Wednesday, June 19, 2019

the role of a lifetime

here’s life: I went to a new track tonight to walk. Hank was with us - I told Heath to go ahead of us so he could get a good walk in - I figured Hank and I could enjoy exploring a new spot. Heath soon became a distant figure ahead. Hank started to become slower so I picked up Hank and carried him for as long as I could carry him. My pace became not much more than a crawl. But I dug my heels in and carried his little 40 pound self up a hill and around a curve.
I passed a lady. She was a hard working woman. Her workout clothes were old and worn out. And she was working hard to put some past behind her. We saw each other from afar. As we passed, she offered me a nod and a slight smile as if to say I remember those days...
Hank and I plodded along.
We soon passed a pair of ladies- carefully manicured and pedicured, expensive jewelry, hair and make up carefully in place... I offered a weak smile- they seemed appalled to see me carrying my kid... at my labored pace... at my deliberate breathing... but they don’t know my story... and I could read theirs in the 3 seconds that we shared air space... they were too afraid of losing everything to enjoy the way the light spilled over the pine trees and the smell of freshly cut grass...
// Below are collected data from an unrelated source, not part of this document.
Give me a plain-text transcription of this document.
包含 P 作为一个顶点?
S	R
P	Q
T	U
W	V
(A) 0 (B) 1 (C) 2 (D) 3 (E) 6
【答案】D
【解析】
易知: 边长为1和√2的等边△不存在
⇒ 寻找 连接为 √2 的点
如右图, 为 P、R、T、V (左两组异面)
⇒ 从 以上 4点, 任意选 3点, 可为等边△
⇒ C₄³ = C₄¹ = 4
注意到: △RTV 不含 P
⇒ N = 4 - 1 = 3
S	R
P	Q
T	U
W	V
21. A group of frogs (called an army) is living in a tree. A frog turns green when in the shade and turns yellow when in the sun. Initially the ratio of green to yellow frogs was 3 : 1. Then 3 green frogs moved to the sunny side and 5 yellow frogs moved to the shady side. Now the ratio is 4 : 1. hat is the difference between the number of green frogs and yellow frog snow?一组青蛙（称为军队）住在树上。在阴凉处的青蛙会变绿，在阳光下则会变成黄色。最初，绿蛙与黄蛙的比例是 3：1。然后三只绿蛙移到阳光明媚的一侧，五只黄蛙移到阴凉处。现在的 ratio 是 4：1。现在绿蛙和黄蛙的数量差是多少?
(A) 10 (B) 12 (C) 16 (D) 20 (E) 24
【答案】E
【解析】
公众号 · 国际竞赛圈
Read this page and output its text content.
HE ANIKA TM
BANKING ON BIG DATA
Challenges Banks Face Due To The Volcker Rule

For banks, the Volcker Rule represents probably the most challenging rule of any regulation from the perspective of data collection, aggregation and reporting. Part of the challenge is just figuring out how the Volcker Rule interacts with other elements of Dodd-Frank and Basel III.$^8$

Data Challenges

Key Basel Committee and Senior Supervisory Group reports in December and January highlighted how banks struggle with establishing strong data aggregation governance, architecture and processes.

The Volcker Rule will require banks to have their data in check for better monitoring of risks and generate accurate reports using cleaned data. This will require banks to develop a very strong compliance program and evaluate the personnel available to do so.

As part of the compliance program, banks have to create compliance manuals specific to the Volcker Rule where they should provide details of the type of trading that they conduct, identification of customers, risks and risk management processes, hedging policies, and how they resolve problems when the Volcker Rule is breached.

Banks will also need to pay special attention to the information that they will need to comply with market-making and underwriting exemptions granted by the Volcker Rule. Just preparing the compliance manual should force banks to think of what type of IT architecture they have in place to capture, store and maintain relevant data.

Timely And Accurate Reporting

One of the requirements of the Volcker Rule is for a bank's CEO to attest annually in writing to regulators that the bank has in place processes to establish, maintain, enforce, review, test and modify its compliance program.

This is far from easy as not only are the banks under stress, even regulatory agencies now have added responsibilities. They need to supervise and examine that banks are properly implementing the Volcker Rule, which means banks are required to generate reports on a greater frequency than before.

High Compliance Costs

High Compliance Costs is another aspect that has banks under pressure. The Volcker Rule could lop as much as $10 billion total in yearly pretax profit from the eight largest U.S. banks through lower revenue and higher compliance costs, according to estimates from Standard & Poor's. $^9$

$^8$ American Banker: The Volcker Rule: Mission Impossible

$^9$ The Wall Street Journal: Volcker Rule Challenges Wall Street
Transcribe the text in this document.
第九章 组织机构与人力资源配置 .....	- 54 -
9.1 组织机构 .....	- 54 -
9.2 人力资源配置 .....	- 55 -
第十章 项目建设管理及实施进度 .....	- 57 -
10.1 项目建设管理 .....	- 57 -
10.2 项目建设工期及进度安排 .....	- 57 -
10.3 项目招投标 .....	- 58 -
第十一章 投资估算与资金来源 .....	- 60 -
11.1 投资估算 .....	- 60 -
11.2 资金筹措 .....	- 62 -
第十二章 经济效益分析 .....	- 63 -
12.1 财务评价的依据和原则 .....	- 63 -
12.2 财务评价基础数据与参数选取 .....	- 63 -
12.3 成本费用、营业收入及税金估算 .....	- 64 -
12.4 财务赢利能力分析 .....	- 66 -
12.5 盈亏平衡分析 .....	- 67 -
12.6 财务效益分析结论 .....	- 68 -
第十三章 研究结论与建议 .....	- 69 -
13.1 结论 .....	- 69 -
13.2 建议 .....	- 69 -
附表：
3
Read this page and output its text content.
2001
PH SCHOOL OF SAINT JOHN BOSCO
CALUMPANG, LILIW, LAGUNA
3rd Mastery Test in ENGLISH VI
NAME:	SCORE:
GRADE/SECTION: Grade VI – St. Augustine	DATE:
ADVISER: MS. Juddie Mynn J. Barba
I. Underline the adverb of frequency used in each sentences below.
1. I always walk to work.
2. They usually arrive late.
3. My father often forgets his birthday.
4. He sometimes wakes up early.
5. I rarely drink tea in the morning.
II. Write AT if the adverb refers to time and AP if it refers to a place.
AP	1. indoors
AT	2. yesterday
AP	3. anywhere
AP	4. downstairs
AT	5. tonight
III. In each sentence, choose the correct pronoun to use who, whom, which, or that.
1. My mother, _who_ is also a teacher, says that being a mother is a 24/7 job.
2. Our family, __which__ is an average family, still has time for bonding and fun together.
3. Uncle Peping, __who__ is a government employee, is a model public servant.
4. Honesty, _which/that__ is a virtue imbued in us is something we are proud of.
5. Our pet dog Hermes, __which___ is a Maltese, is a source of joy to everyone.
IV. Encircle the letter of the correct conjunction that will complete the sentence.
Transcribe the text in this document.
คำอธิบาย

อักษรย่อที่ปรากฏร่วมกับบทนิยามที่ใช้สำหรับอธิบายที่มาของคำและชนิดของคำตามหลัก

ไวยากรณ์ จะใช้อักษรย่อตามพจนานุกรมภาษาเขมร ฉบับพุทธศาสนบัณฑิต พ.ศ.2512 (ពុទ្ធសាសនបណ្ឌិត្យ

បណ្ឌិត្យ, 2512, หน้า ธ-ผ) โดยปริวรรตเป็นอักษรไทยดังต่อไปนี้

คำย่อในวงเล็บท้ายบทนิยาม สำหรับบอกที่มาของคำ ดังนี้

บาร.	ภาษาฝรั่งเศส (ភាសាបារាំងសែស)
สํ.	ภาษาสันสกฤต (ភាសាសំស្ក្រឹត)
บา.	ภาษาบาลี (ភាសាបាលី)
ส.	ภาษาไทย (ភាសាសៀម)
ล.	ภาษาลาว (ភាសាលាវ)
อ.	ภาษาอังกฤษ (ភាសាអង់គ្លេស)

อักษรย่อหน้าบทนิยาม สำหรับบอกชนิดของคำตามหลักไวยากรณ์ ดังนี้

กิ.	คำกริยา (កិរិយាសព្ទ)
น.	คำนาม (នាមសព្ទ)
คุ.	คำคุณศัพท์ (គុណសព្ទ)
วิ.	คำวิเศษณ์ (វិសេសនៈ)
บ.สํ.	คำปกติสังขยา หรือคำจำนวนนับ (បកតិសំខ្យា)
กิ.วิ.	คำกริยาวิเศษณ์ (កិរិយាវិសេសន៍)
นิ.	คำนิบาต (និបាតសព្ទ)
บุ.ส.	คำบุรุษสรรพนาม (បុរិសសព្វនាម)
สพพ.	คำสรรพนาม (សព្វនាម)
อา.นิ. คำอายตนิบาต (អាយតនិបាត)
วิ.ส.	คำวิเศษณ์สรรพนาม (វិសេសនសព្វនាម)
too scared of the struggle... to know the glory...
After that I alternated carrying Hank and having him walk beside me... which he did... without running away...
I thought about the two encounters and how that’s just how life is... everyone is so worried about being left behind - left out - fall short - but this. this is MY story. This role is the one the Lord wrote with ME for the part. So yes I’m gonna struggle up the hill carrying my 5 year old in my arms while others sprint around me... because this is MY path right now.
And I’m gonna remember the faces I pass that offer me a sign of solidarity and encouragement. And I’m gonna pity the women who snide at me because they will never know the glory of accomplishing something after being told “you can’t. you won’t.”
My whole life has been about proving the world wrong. And I’m not gonna stop now.
Heath got to the jeep and doubled back to pick us up. Look for those people too. The people who will double back and pick you up.
No, I can’t move fast right now. I have a little fella who stops and plays with his shadow and analyzes the sunlight streaming through the trees at sunset... and oh how beautiful it was to stop and appreciate God’s creation... and I’m gonna carry him as far as he needs me to... I have people who give me invisable high fives... and Heath will always double back for me. That’s the important stuff that life is made out of.